Interpreting Student Survey Results

Pilot Year Guidance for Evaluators and Teachers

The Minnesota student engagement surveys used in this pilot were developed to align with the definition of “engagement” used in the Model, which refers to behavioral, cognitive, affective and academic engagement. Survey design experts partnered with MDE to create the surveys, and Minnesota educators reviewed items and provided feedback along the way.

A primary vision for this Model is to embed professional learning throughout the system. Teachers can learn a great deal about their students from surveys and can use perception data to engage in reflection, identify strengths and opportunities for growth, and plan accordingly.

As with any source of data or evidence, multiple interpretations are possible. The purpose of this document is to help teachers and evaluators a) control for false interpretations and b) understand the considerations and variables so that more accurate interpretations can be made. Or, to be plain, the following are some “Dos and Don’ts” with regard to the survey.

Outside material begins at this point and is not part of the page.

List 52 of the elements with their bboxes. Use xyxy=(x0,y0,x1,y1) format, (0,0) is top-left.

1. Do NOT use the percentiles to determine performance ratings (unsatisfactory, development needed, effective, and exemplary in the Model)

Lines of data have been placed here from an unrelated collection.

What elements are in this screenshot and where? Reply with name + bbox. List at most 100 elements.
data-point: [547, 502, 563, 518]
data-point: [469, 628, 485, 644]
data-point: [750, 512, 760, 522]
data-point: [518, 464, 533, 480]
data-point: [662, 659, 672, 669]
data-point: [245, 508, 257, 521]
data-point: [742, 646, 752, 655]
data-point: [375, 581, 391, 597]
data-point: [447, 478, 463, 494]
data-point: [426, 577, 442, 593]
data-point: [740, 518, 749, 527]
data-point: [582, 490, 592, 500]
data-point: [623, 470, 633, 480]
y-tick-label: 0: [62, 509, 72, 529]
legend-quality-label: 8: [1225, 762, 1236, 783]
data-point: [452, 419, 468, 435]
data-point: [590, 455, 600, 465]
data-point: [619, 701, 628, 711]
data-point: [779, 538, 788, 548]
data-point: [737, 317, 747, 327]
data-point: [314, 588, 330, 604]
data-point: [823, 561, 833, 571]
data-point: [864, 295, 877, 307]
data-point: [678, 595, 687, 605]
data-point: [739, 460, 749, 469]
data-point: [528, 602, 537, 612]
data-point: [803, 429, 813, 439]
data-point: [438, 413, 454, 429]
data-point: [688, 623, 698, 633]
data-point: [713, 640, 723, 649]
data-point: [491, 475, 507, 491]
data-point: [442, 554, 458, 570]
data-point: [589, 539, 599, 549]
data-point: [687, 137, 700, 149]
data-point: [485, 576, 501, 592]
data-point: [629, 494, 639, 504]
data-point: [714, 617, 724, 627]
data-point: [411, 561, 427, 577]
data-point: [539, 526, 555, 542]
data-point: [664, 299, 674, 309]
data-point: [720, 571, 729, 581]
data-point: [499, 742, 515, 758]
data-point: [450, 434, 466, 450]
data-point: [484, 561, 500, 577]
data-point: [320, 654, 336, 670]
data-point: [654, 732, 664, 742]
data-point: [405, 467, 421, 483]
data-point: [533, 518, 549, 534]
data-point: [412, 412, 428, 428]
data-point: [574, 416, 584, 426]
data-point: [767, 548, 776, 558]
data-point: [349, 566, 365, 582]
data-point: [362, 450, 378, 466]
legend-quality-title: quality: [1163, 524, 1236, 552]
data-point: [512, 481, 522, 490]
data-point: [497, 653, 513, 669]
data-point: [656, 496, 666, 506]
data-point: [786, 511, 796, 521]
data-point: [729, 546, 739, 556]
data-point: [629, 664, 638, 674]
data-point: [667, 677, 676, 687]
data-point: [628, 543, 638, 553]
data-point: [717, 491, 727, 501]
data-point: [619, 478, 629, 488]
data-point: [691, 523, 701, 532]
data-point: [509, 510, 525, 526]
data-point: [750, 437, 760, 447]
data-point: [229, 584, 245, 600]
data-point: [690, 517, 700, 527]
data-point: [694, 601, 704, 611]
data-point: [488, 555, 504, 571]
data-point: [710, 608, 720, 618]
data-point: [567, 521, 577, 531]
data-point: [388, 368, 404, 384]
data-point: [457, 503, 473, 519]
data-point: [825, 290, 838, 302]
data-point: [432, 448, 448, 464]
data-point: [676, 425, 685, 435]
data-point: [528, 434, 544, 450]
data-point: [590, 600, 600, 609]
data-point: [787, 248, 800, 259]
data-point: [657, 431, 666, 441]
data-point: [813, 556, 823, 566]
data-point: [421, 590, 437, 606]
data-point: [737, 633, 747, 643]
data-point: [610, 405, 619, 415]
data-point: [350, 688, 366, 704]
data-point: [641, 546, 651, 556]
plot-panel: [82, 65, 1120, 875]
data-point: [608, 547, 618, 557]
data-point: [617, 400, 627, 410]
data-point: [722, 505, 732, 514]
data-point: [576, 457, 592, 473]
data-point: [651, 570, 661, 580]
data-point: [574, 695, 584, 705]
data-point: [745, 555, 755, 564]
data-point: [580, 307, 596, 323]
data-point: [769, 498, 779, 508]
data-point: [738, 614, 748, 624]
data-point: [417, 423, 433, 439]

While the percentiles give a general indication of where a teacher’s average item scores fall in relation to other teachers, they are NOT a straight forward indicator of performance.  It is easy to draw false conclusions based on percentile rankings. That is, large differences in percentiles might only reflect rather small differences in overall average survey responses when many teachers have similar averages.

This purpose of this survey is not to rank teachers. Percentiles are offered only as one (of several) ways to examine the data and are inappropriate for summative evaluation.

2. Do NOT equally distribute teachers across performance ratings. (Do NOT expect a traditional “bell curve” either)

“Equal distribution” means, if you had 100 teachers, 25 teachers would get each of the Model’s four performance ratings. This is NOT appropriate for this or any teacher effectiveness measure.

Most teachers, according to the MET project and other studies using student survey results, receive positive ratings from student surveys, with only a very few teachers receiving unsatisfactory or exemplary ratings at the “tails.” If results from the Minnesota surveys mirror other surveys, the mean scores for teachers will be closer to 4 (on a possible scale from 1-5) while very few if any teachers will have a mean score below 3.

3. Do NOT make a big distinction between a small difference.

As you look at comparisons of subgroups (gender, race/ethnicity, class periods, etc) the differences in mean (average) responses may or may not be significant. Consider this example:

The average female response for an item is 3.8 and the average male response for the item is 4.0.

The difference between female and male responses probably does not have any practical importance because it is too small. Since this survey is new and being piloted, we do not have enough data to statistically determine a “significant difference.” Reviewing differences can be valuable for reflection and planning (see list of “DO” below), but in most cases reliable, quantitative judgments cannot be made. When working with individual teacher data, subdividing into small groups reduces reliability considerably, so any interpretations must be based on very large subgroup differences and be regarded as tentative.